The Vault
Royals’ TV crew makes huge mistake, channels Gob Bluth

Maybe they’re just getting in the spirit of the season - Arrested Development is airing new episodes this Sunday on Netflix, after all - but somehow, the Kansas City Royals’ TV crew let the image above pass by as a ‘trivia question’. 

Despite, of course, the completely nonsensical nature of the entire thing.

As Awful Announcing documented:

1) There is no such major league player as Bryce Hunter.

2) Bryce Harper plays for the Nationals and a Tigers logo appears beside him.

3) Matt Jones was a quarterback at Arkansas or is the guy that runs Kentucky Sports Radio.  He is not an MLB pitcher.  That’s a guy named Matt Harvey.

4) Harvey plays for the Mets, not the Orioles.

5) Manny Machado does play for the Orioles, and yes that is his real name… and a White Sox logo appears next to him.  So close!

6) Mike Trout is not a member of the Yankees… yet.


Yikes.

Ryan Vogelsong out 4-6 weeks with fractured hand

2013 has been a rough season for the Giants’ Ryan Vogelsong - and it’ll be rougher now that he’s expected to miss at least six weeks after leaving tonight’s game with what the team called a ‘fractured right hand’. He sustained the injury mid-swing while batting. 

Chronicle staff writer Susan Slusser, filling in on the Giants beat for tonight’s game against the Nationals, wrote in her in-game article that Voelsong’s wife Nicole tweeted the following:

Ryan has a dislocated joint in the pinky finger of his pitching hand. It’s broken above & below finger. Surgery tomorrow, out 6 weeks.

As Slusser noted, you have to consider rehab time when dealing with pitcher injuries - so he might take a bit longer than 6 weeks to return to the Giants’ rotation.

Could Don Mattingly be fired this week by the Dodgers?

Ken Rosenthal wrote an intriguing piece tonight for Fox Sports alleging that Dodgers manager Don Mattingly could be fired as early as tomorrow.

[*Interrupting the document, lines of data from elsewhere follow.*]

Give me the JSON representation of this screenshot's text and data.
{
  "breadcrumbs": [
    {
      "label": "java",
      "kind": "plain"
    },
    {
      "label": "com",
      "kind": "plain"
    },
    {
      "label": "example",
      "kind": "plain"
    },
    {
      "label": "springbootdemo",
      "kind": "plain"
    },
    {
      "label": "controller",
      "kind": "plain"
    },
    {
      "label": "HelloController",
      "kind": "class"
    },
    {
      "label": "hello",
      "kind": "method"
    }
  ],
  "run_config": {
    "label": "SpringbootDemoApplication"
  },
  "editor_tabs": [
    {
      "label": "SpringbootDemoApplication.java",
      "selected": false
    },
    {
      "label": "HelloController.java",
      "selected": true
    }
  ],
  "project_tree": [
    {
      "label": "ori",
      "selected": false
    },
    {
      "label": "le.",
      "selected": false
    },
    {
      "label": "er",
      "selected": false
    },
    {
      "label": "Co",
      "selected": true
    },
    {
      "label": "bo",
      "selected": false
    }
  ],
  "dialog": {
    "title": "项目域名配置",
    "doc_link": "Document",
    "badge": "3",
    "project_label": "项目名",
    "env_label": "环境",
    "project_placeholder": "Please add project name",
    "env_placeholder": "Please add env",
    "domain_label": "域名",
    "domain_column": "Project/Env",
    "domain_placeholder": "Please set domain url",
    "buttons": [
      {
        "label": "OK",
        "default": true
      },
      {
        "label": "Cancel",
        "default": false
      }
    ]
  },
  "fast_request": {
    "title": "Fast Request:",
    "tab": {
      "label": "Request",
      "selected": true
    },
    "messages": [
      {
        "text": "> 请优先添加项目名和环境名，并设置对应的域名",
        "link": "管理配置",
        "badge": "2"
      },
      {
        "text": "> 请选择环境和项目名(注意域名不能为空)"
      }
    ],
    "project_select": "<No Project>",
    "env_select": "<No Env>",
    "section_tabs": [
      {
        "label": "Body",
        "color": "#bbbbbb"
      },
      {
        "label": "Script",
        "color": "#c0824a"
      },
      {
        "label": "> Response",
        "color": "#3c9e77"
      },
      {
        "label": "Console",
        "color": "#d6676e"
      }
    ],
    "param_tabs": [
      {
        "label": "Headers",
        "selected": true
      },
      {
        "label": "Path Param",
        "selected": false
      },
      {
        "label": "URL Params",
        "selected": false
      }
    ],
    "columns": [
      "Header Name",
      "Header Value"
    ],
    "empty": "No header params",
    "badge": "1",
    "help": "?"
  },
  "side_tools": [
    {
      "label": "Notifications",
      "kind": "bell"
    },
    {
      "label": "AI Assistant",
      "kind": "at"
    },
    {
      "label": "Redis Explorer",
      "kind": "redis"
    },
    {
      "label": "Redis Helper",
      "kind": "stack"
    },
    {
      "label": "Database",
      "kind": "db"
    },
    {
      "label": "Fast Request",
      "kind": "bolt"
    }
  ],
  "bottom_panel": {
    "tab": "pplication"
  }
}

The piece, dramatically titled “Ax to fall soon for LA’s Mattingly”, paints a particularly ominous picture of the scene befalling Donnie Baseball and Magic Johnson’s underachieving Dodgers, who sit at 17-25, in last place in the N.L. West after being swept by the Braves this weekend.

The most interesting part of the article:

I got a text from a rival scout, one who has no particular insight into the Dodgers, but is attuned — like so many in the sport — to the game’s day-to-day rhythms.

“Making the call — Donnie Ballgame will get the axe tomorrow,” the scout said.

In watching the Dodgers pretty regularly (since I live down here in L.A.) throughout the early season, Mattingly clearly has some flaws as a manager - he makes curious pitching decisions (like leaving Clayton Kershaw in for 132 pitches but removing Zack Greinke the next day after only tossing 82 and flip-flopping Kenley Jansen and Brandon League from closer to 8th inning guy and back again at random), says confusing things after games (like saying he felt “better” about the team after they were swept by the Giants) and generally just doesn’t seem to have the “fire” necessary to guide a team like the Dodgers to success.

Of course, it’s easy to speculate based on what we see on TV - we’re not in the clubhouse, we don’t actually physically speak with Mattingly - and yet it just doesn’t seem like he’s capable of getting the job done.

It will be interesting to see if he lasts this week - Rosenthal’s piece is pretty detailed and definitely makes it seem as if his days are numbered.

With the Dodgers mired in last place despite their eleventy billion dollar payroll, something has to give - and it makes sense for Mattingly to be the one to suffer the first major consequence of the team’s poor play.

Dodgers to take a chance on LHP Jonathan Sanchez

Lefty Jonathan Sanchez, who pitched a no-hitter for the San Francisco Giants back in 2009 (doesn’t that seem absurd now!), will apparently be given another shot at big-league success by the pitching-starved Los Angeles Dodgers.

Magic Johnson’s squad agreed to a minor-league deal with the pitcher this week, and has an opt-out clause that he can exercise by July 1st if he isn’t called up to the majors. 

The Dodgers just got Zack Greinke back in the rotation, and the 1-2-3 punch of Clayton Kershaw, Greinke and Hyun-Jin Ryu couldbe somewhat formidable if they all stay healthy. It’s unclear at this point if the team would presumably use Sanchez as a starter, but it’s also kind of hard to imagine him being very productive anymore.

Stranger things HAVE happened, though…

Cubs Lock Up Anthony Rizzo

Anthony Rizzo is having quite a great season so far (.280, 9 HRs and 28 RBIs) for the Chicago Cubs - and as his reward, he was given a 7-year, $41M deal yesterday.

If the current play of Rizzo is any indication, he’s destined for star status - so Theo Epstein & Company were pretty smart to lock him into a Cubs uniform for the forseeable future.